Les délices de la grande et de la petite noblesse, la favorite de la famille royale, Mme Jarley, en un mot, s’était, par un procédé de raccourci connu d’elle seule, couchée dans son lit de voyage et elle y ronflait paisiblement, tandis que son vaste chapeau, soigneusement posé sur le tambour, étalait sa magnificence, à la clarté douteuse d’une lampe qui veillait dans le compartiment. Le lit de l’enfant était déjà tout prêt sur le plancher de la voiture. Ce fut pour Nelly une grande satisfaction d’entendre relever le marchepied aussitôt qu’elle fut entrée dans la caravane, et de penser que par là toute communication avait cessé entre les gens du dehors et le marteau de cuivre. Certains sons gutturaux et certain bruissement de paille, qui de temps en temps montaient à travers le plancher de la voiture, apprirent à Nelly que le conducteur était couché dans le sous-sol, et redoublèrent sa sécurité.

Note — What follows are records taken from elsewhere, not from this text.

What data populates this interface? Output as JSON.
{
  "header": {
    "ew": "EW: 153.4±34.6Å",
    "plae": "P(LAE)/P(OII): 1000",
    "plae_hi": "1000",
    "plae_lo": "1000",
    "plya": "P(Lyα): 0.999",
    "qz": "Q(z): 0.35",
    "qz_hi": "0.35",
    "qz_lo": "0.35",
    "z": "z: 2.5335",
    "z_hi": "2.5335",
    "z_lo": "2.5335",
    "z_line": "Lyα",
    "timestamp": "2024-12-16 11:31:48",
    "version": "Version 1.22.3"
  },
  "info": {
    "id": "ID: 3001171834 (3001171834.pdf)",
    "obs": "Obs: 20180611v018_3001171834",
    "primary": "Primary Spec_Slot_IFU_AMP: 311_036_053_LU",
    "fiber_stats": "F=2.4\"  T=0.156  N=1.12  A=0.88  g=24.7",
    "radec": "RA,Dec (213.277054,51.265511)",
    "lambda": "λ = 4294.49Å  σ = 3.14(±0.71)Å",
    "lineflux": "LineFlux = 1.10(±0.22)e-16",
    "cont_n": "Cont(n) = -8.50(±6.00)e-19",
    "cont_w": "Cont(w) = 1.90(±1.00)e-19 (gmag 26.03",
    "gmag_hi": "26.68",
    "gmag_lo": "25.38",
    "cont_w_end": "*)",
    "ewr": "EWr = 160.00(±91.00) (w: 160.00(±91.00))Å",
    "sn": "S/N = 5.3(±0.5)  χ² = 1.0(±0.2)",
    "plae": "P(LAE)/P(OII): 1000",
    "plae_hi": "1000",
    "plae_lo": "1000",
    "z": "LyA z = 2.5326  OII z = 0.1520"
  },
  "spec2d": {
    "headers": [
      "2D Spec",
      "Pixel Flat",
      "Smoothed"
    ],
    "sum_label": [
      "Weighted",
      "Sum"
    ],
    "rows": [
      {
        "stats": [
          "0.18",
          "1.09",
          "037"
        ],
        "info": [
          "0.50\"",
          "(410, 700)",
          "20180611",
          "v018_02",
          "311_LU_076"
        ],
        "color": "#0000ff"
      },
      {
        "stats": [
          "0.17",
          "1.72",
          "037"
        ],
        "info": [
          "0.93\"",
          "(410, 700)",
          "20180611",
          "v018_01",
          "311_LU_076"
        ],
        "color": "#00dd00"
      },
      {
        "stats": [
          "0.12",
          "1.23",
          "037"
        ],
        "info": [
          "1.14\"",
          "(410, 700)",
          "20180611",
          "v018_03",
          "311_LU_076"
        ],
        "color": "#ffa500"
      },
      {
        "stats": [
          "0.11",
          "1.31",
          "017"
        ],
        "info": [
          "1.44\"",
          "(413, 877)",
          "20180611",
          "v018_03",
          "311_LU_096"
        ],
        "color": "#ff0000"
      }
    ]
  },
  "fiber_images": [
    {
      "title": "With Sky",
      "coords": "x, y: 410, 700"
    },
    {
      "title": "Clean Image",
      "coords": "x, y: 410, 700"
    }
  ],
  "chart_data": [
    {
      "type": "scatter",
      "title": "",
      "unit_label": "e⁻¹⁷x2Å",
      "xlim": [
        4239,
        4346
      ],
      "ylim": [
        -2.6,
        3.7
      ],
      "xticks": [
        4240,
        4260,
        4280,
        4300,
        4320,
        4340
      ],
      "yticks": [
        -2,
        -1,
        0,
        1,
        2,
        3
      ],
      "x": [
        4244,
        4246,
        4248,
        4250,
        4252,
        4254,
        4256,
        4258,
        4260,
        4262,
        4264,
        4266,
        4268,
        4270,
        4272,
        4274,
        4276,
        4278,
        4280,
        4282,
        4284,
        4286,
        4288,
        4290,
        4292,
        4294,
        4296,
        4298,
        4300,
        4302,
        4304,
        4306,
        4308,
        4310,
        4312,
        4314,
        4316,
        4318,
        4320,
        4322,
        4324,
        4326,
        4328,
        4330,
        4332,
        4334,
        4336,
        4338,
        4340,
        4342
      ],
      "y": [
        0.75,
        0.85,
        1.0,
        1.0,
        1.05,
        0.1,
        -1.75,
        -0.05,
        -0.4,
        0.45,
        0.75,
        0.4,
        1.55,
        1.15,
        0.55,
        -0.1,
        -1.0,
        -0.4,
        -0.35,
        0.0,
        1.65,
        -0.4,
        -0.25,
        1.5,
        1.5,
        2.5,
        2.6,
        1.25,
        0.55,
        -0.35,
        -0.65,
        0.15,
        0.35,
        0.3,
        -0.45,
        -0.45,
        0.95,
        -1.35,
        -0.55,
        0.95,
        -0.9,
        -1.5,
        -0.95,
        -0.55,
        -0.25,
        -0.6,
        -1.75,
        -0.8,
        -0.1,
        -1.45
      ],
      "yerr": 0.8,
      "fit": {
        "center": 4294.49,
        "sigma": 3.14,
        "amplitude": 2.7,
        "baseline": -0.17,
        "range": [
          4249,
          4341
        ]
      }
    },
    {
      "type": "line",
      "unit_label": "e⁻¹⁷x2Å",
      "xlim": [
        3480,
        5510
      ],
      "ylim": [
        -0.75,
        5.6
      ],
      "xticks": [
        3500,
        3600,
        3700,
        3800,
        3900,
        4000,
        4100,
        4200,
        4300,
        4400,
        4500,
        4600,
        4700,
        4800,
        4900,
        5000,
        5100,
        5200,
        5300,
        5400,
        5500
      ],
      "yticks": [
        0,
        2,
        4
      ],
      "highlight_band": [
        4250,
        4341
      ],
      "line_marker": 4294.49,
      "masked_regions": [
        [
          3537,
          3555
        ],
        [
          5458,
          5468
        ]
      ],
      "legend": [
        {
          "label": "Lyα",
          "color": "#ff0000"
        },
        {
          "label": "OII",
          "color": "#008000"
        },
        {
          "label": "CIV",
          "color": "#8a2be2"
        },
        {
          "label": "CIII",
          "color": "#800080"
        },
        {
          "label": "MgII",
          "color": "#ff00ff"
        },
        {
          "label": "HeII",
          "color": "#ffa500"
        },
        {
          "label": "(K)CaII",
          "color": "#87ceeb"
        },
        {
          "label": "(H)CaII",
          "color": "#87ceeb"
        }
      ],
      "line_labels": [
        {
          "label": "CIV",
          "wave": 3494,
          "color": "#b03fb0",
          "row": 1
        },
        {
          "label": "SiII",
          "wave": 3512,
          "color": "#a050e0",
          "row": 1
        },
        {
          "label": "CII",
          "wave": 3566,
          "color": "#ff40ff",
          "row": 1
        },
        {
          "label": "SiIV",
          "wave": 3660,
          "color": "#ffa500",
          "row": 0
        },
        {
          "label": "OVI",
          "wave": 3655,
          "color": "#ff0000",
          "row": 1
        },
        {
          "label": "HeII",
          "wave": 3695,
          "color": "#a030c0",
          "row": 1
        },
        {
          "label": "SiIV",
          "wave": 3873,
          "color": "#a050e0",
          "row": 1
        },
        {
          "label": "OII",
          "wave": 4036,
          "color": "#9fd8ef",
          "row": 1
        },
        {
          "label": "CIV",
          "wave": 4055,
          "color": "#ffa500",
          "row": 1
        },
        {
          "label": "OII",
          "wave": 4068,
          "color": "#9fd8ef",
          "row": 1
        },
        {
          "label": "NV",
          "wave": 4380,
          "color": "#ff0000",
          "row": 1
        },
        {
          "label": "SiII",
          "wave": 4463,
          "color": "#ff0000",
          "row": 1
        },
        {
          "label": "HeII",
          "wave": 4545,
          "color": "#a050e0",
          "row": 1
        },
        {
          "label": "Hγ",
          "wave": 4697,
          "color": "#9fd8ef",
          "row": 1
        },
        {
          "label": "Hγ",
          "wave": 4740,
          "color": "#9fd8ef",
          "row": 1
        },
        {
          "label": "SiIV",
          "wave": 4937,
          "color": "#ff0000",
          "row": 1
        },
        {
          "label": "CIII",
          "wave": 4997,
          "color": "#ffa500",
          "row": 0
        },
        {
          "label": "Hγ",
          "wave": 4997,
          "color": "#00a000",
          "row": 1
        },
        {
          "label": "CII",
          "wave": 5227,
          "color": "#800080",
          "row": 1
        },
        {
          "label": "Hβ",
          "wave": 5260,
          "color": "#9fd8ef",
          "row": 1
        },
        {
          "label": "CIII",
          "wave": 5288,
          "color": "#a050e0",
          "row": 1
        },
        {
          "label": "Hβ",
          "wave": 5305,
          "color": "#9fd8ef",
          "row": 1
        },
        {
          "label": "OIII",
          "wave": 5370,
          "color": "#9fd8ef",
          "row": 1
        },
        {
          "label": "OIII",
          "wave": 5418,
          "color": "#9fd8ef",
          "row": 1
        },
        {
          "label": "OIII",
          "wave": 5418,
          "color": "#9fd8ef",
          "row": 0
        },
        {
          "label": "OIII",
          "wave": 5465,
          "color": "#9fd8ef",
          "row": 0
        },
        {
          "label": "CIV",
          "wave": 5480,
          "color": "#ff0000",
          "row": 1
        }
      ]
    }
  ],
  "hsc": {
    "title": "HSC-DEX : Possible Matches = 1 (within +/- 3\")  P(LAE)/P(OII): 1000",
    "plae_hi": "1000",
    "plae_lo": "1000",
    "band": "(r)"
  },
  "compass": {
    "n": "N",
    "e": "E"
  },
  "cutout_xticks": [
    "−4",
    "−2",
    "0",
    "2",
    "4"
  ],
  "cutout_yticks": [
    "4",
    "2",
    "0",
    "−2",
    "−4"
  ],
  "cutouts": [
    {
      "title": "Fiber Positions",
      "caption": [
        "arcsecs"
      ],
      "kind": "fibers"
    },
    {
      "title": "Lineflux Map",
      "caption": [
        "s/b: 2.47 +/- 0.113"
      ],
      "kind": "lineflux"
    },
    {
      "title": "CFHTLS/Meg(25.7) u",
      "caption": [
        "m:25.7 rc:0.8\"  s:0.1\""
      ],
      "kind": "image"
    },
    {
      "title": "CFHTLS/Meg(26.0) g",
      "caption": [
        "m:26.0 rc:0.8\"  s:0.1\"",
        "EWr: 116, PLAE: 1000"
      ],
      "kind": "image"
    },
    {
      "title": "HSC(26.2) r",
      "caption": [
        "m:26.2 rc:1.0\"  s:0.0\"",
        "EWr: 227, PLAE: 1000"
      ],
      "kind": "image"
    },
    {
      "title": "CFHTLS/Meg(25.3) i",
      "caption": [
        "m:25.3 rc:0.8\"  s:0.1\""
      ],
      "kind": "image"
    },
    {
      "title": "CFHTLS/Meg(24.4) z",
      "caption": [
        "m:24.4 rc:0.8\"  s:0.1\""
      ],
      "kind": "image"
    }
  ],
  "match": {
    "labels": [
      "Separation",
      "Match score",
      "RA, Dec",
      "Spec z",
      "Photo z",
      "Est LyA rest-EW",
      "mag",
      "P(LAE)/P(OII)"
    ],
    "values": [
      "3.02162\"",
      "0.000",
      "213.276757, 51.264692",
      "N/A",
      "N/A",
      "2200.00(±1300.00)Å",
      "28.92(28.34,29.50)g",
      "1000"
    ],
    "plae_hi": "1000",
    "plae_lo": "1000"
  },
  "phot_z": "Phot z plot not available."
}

Cependant, malgré la protection qu’elle trouvait autour d’elle, elle ne put goûter, pendant toute la nuit, qu’un sommeil intermittent, rempli d’agitation et de fièvre. Dans ses rêves pénibles, Quilp se confondait avec les figures de cire, ou plutôt il était lui-même une figure de cire ; tantôt c’était Mme Jarley qu’il représentait en figure de cire, tantôt il reparaissait sous sa propre forme et Mme Jarley devenait figure de cire à son tour, jusqu’à ce qu’ils se confondirent ensemble en un orgue de barbarie. Enfin, vers le point du jour, elle tomba dans ce profond sommeil qui succède à l’accablement et à l’insomnie, et dans lequel on ne sent plus rien que le bienfait d’un repos complet, d’un calme réparateur.